Python, Apache Beam, Relational Database (MySQL, PostgreSQL), Struggle and The Solution

Background

We all(most of us) are fans of python programming due to the ease of development efforts we need to put with this programming language.

Motivation

There are good chances that you will have to work on either MySQL or PostgreSQL on your every third or fourth project. However, the amount of engagement with these databases can be different. Here is where my story starts.

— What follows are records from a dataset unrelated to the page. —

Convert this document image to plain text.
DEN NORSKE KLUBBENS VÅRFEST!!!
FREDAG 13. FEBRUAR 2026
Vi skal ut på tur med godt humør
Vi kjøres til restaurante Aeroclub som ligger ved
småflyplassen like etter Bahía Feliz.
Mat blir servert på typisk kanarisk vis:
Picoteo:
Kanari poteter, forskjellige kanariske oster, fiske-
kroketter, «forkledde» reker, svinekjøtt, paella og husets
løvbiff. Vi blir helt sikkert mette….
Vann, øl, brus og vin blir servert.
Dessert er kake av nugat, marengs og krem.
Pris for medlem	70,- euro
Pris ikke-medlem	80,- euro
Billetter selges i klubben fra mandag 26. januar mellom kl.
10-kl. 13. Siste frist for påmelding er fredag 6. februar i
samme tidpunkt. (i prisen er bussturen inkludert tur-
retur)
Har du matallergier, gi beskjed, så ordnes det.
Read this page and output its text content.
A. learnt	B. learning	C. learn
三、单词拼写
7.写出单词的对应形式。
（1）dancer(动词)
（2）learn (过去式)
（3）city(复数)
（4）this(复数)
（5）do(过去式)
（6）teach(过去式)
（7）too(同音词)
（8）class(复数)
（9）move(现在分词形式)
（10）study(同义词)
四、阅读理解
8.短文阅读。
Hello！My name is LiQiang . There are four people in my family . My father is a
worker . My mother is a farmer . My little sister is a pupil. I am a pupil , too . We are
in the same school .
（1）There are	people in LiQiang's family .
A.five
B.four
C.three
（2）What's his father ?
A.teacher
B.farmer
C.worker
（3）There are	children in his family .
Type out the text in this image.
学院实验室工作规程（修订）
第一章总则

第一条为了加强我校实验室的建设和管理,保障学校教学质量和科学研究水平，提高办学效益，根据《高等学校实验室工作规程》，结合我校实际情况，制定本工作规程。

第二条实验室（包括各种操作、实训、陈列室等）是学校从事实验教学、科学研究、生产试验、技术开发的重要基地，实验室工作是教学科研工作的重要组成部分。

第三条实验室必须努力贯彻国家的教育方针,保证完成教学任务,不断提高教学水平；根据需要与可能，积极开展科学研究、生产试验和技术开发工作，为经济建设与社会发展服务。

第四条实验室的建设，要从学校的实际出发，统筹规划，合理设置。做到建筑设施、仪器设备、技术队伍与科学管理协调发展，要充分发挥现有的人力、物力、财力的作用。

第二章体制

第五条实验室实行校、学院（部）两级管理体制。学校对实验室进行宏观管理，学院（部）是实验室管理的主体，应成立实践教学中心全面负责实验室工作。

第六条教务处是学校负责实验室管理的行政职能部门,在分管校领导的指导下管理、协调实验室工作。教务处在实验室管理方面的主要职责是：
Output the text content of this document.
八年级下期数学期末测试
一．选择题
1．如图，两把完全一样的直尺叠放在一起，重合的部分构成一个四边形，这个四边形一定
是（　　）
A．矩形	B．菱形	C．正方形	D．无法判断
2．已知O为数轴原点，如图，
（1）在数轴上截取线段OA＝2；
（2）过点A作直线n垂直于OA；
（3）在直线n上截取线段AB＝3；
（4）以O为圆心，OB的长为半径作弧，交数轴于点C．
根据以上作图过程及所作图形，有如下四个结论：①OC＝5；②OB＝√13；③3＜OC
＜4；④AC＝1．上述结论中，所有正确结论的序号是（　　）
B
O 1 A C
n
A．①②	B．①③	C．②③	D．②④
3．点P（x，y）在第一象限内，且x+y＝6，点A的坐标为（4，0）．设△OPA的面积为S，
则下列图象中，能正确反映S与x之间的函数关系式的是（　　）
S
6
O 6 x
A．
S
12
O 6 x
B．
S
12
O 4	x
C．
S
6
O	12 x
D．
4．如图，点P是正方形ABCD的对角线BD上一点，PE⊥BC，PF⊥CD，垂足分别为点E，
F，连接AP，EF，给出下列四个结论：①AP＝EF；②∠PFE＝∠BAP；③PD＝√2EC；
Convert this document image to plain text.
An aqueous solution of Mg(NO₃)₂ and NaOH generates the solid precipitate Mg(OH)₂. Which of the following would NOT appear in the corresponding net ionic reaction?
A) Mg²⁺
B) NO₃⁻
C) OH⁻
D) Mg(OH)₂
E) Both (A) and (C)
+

Why Apache Beam pipeline was not scaling

The bad approach

Being no IO connector available to read data from the AWS RDS Database or in particular PostgreSQL or MySQL database, I write a ParDo function and was creating my connection to RDS and in doFn I was reading from the RDS based on a SQL query. Now because of how the ParDo works or you can say how I was reading data from the RDS in my ParDo function was not the correct way to Read Data from any data source in Apache beam or any other scalable data processing pipeline.

The Right Approach

As I deep dived into how the in-built IO connectors are coded in Apache beam, I came to know that it is not so easy to write an IO connector in Apache Beam.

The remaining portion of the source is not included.